Grab a bite to eat at MegaMall before lacing up your skates at the mall’s good ice skating rink, which is popular with families and children. There is a ‘fun park’ as well as a children’s play area for lively young ones if they aren’t weary after a round on the ice. A bowling rink, a food court, and, of course, shopping are all available at the mall. MegaMall, although not as large as the Morocco Mall in Casablanca, has its own appeal. We suggest making ice skating and bowling reservations earlier in the day, since both locations may become quite crowded in the afternoons and nights.

Train Station Agdal

This may seem a weird place to mention, but the recently built Rabat Agdal railway station is quite breathtaking.

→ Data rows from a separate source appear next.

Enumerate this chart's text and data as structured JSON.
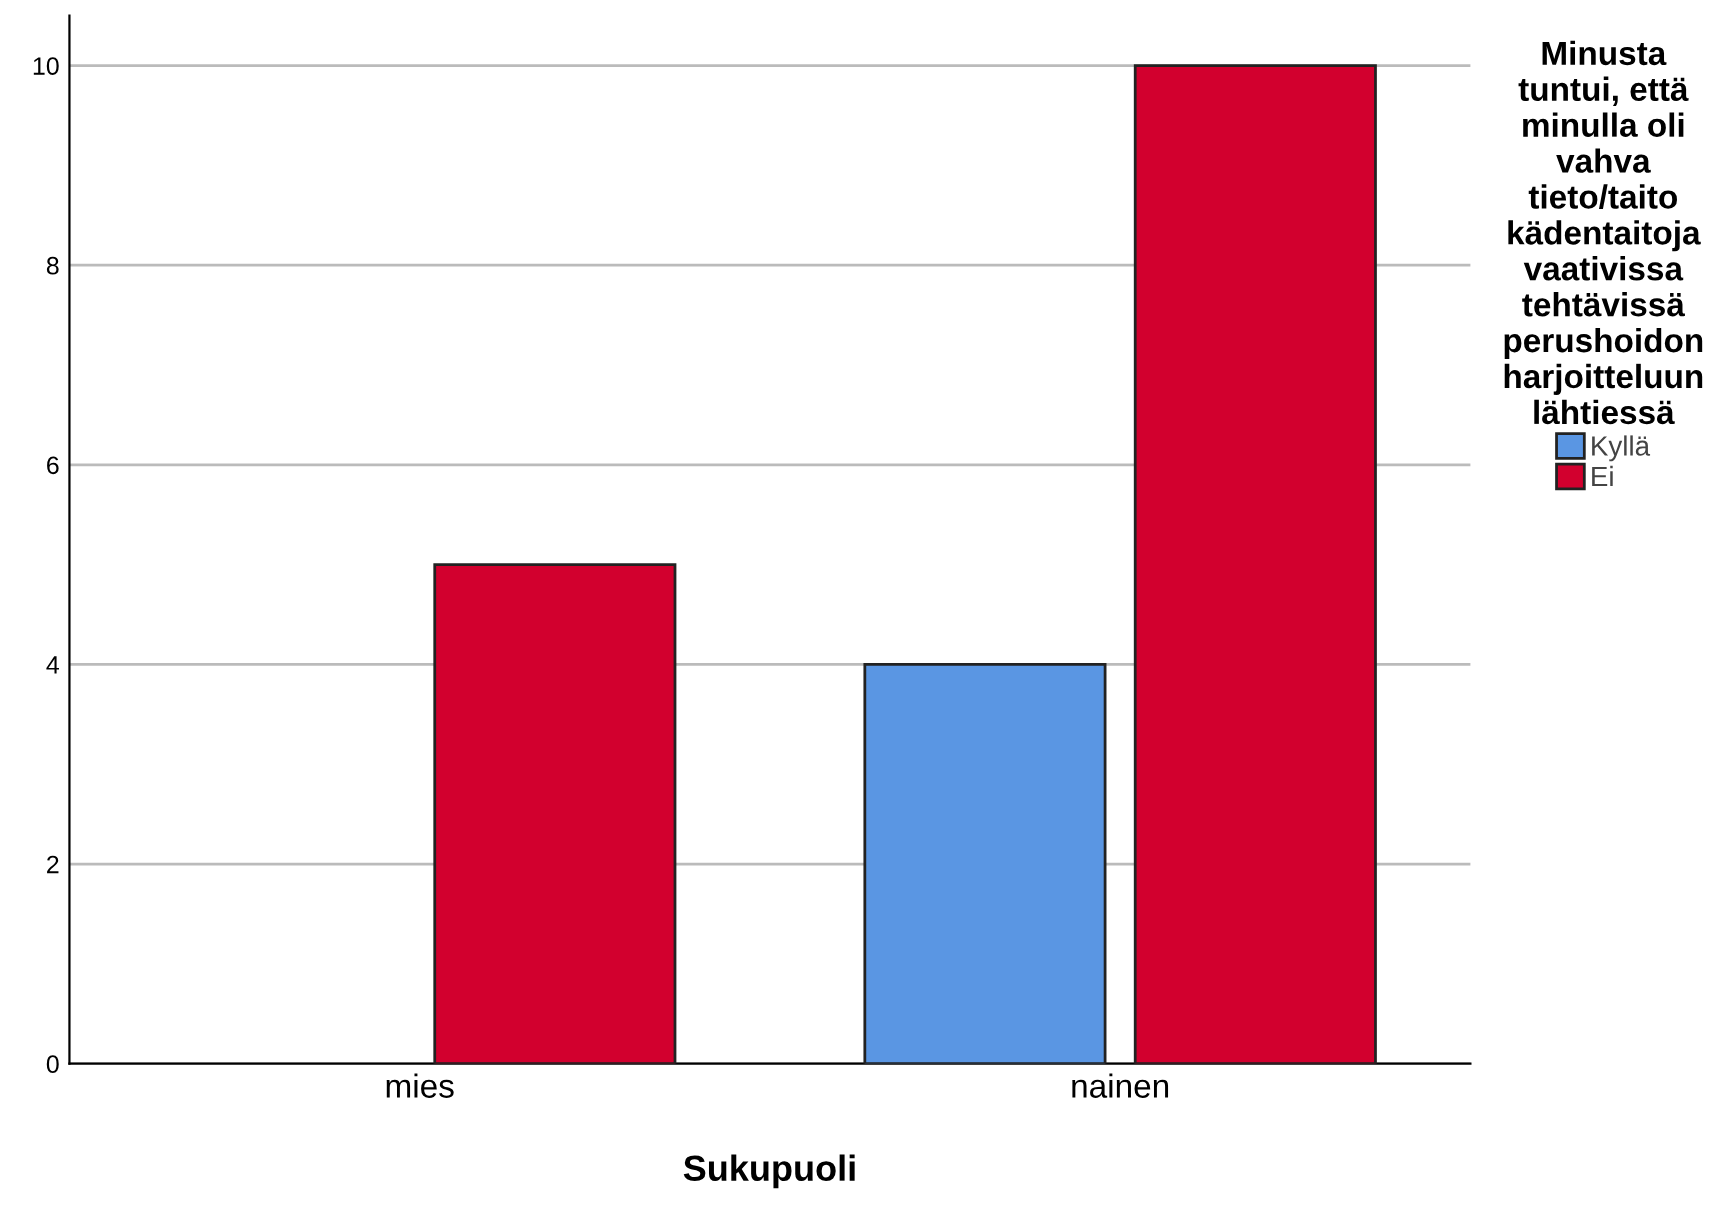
{
  "chart_data": {
    "type": "bar",
    "xlabel": "Sukupuoli",
    "categories": [
      "mies",
      "nainen"
    ],
    "series": [
      {
        "name": "Kyllä",
        "color": "#5a96e3",
        "values": [
          null,
          4
        ]
      },
      {
        "name": "Ei",
        "color": "#d2002e",
        "values": [
          5,
          10
        ]
      }
    ],
    "legend_title": "Minusta\ntuntui, että\nminulla oli\nvahva\ntieto/taito\nkädentaitoja\nvaativissa\ntehtävissä\nperushoidon\nharjoitteluun\nlähtiessä",
    "ylim": [
      0,
      10.5
    ],
    "yticks": [
      0,
      2,
      4,
      6,
      8,
      10
    ],
    "grid": "y",
    "legend": "right"
  }
}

This gorgeous station, a large three-level state-of-the-art edifice with a plethora of food and retail options, is also where you can board the equally-new TGV or ‘train à grande vitesse’ (bullet train) either south to Casablanca or north to Tangier. McDonald’s and Starbucks are available for those who want a taste of America.

The MiniSo Shop, a stylish Japanese shop with whimsical items, will appeal to children. A Léonidas Belgian chocolate stand is also present. Please note that Rabat has two railway stations: Agdal and Centre Ville, so make sure you get to the correct one.